Chronic pain has a profound cumulative impact on our nation, affecting over 100 million Americans a day, at a cost of $500 billion in health care and lost productivity each year. Pain is a complex, subjective experience that displays considerable variability compared to other sensory modalities. For instance, in some people intense noxious stimuli are not reported as painful, whereas others can experience excruciating pain from light touching of the skin. Some people are highly sensitive to pain relief from placebo administration, while others are insensitive to even high doses of morphine. Following nerve injury, only a small proportion of people go on to develop neuropathic pain. Our research is focused on uncovering and explaining the sources of variability in these phenomena.
Projects
It is well known that the descending spinal pathway, which projects from the periaqueductal gray (PAG) to the rostral ventral medulla (RVM) and terminates at the dorsal horn of the spinal cord, is a powerful modulator of ascending nociceptive signals, and is a primary target of the analgesic actions of opioids and cannabinoids. Less well known is that within the ventral lateral PAG resides a population of dopamine neurons. Little is known about the function of these neurons in pain and analgesia. We are currently elucidating the circuit interactions of these neurons using electrophysiologic, optogenetic, chemogenetic, pharmacologic and behavioral techniquesin transgenic mice.
Just like in humans, there is tremendous diversity in the sensitivity to painful stimuli experienced by different strains of rats. However, no one has previously tried to characterize these differences or determine the genetic causes in a systematic way. In this project, we are using transcriptome profiling (RNA-seq) along with congenic, consomic, transgenic and epigenetic strategies to identify novel pathways responsible for the susceptibility to, or protection from, the progression from acute to chronic pain. Current pathways of interest include COMT and cathecholamine levels, and inflammation.

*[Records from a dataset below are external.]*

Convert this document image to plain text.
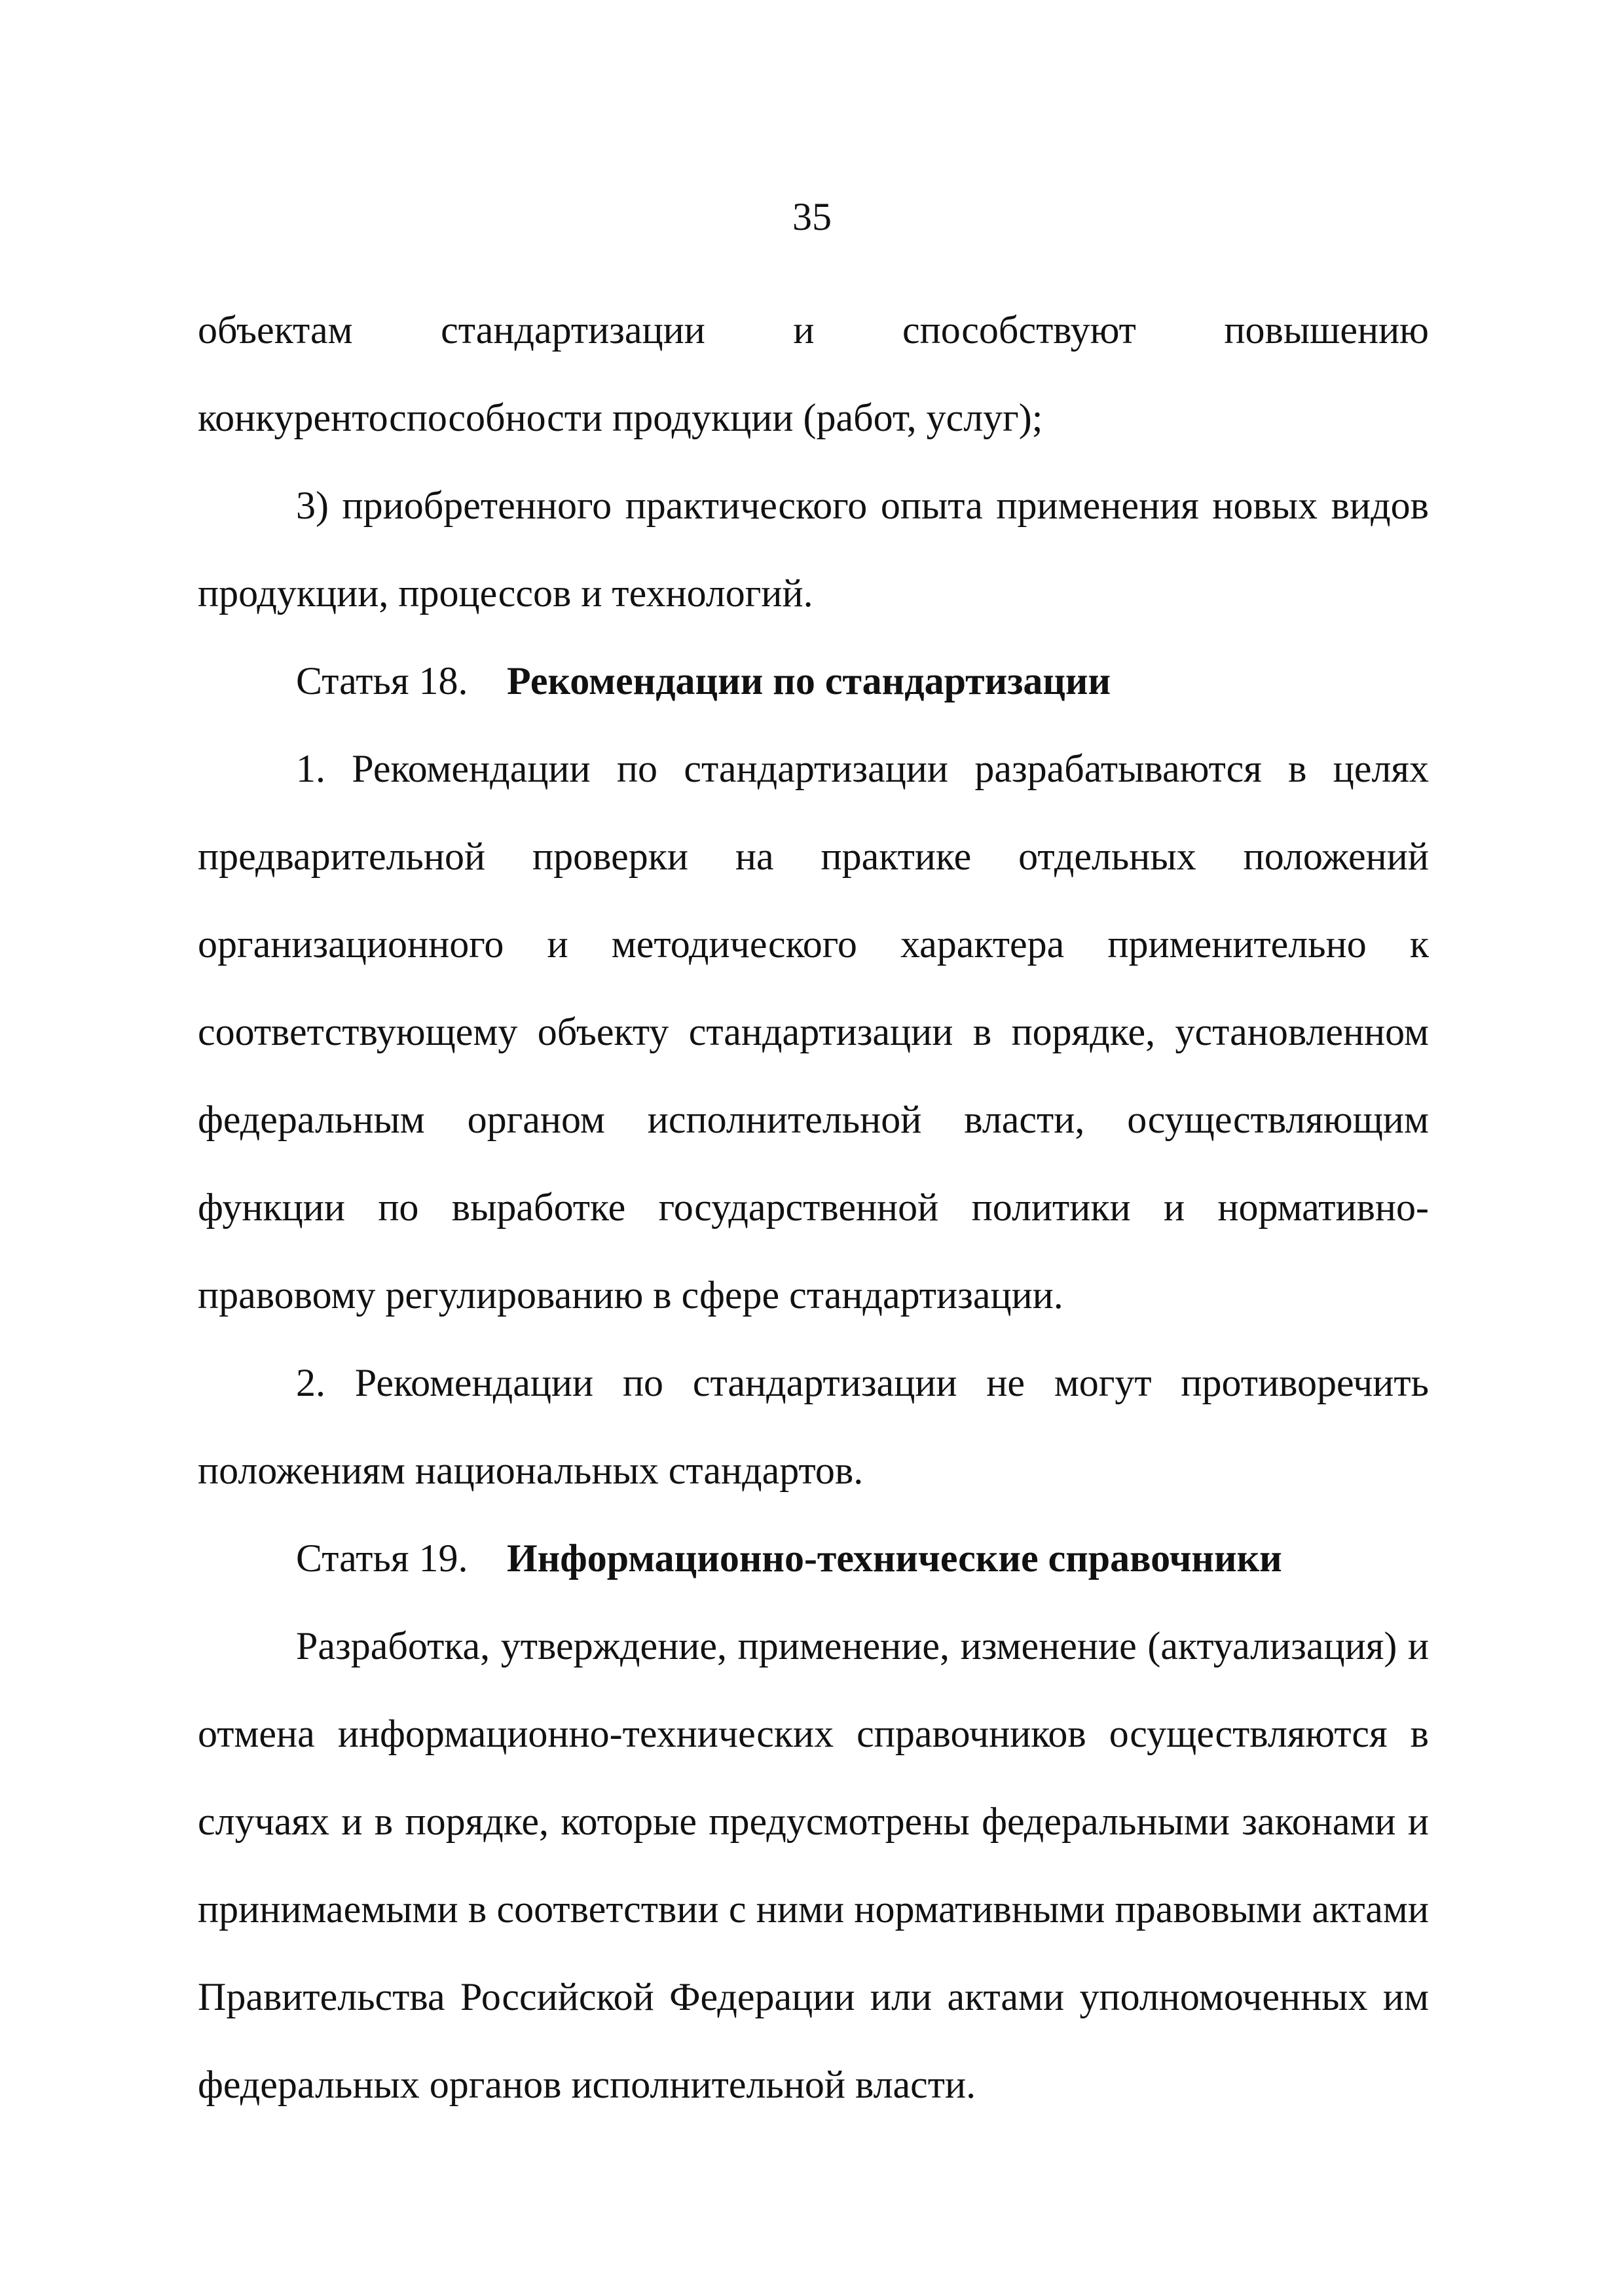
35

объектам стандартизации и способствуют повышению конкурентоспособности продукции (работ, услуг);

3) приобретенного практического опыта применения новых видов продукции, процессов и технологий.

Статья 18. Рекомендации по стандартизации

1. Рекомендации по стандартизации разрабатываются в целях предварительной проверки на практике отдельных положений организационного и методического характера применительно к соответствующему объекту стандартизации в порядке, установленном федеральным органом исполнительной власти, осуществляющим функции по выработке государственной политики и нормативно-правовому регулированию в сфере стандартизации.

2. Рекомендации по стандартизации не могут противоречить положениям национальных стандартов.

Статья 19. Информационно-технические справочники

Разработка, утверждение, применение, изменение (актуализация) и отмена информационно-технических справочников осуществляются в случаях и в порядке, которые предусмотрены федеральными законами и принимаемыми в соответствии с ними нормативными правовыми актами Правительства Российской Федерации или актами уполномоченных им федеральных органов исполнительной власти.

Developing a novel model of temporomandibular disorder (TMD) in rats to characterize the effect of genetics, gender and sleep deprivation on the susceptibility to developing temporomandibular pain. No one has previously combined into one model a clinically relevant insult in genetically predisposed female rats using an operant behavioral endpoint to study the physiologic causes and consequences of TMD. Developing such a model would be a huge advance in the field. We expect the findings of this study will help clarify the human gender dimorphism in orofacial pain produced by TMDs, and will provide insight about gender-specific therapeutic strategies for this condition.